35 years on and Tim's charity still full of hope
The Rugby Paper|April 28, 2024
IF YOU believe rugby is the ultimate team sport – which I still do – it is tempting to superimpose all its many fine qualities into other team environments.
BRENDAN GALLAGHER
35 years on and Tim's charity still full of hope

The Armed Forces and many big corporations love to align themselves with the rugby ethos but the best example of the rugby spirit and values infiltrating and improving another seemingly unrelated facet of life I have witnessed is the Future Hope charity in Kolkata, which was founded by Tim Grandage and his wife Erica to rescue, save, nourish and educate abandoned or orphaned street children before launching them into fulfilled adulthood. The number of such individuals is currently nudging toward 4,000.

Paris restaurant owners, noted architects and artists, concierges at six-star hotels in Dubai, doctors, nurses, midwives, teachers, actors – you can run into a Future Hope alumni anywhere.

Future Hope is celebrating its 35th anniversary and Tim, who has always guarded his pupils’ privacy and dignity fiercely, invited the broadcast media into Future Hope Rowland Road headquarters so they and their teachers and helpers can tell the story fully. Hence Hope within the Mango Trees, a podcast which I commend to your attention and which plays out over eight episodes.
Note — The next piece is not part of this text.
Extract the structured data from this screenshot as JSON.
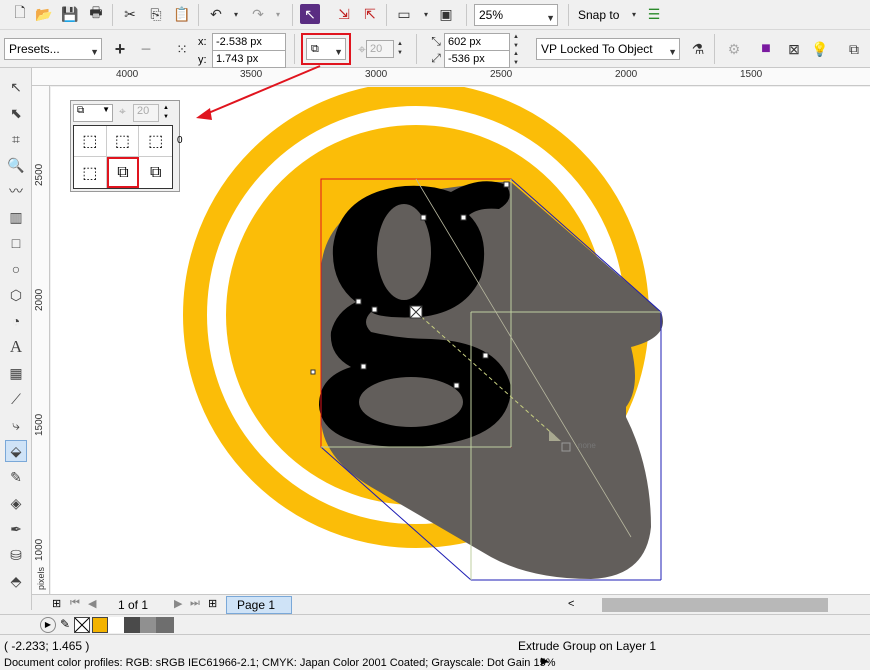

Spearheading this project has been Alastair Eykyn and Jonathan Over-end, highly accomplished broadcasting all-rounders who tell the story skillfully but very much take a back seat, indeed if I didn’t namecheck them here you would scarcely know of their involvement. Ali of course is now one of TNT’s lead rugby commentators and his Future Hope introduction was not untypical, finding himself next to Tim at a rugby dinner. Like many before him he found Tim’s invitation to ‘nip over’ to Kolkata hard to resist and within no time Ali, his wife and their children were all helping out at various times as volunteers.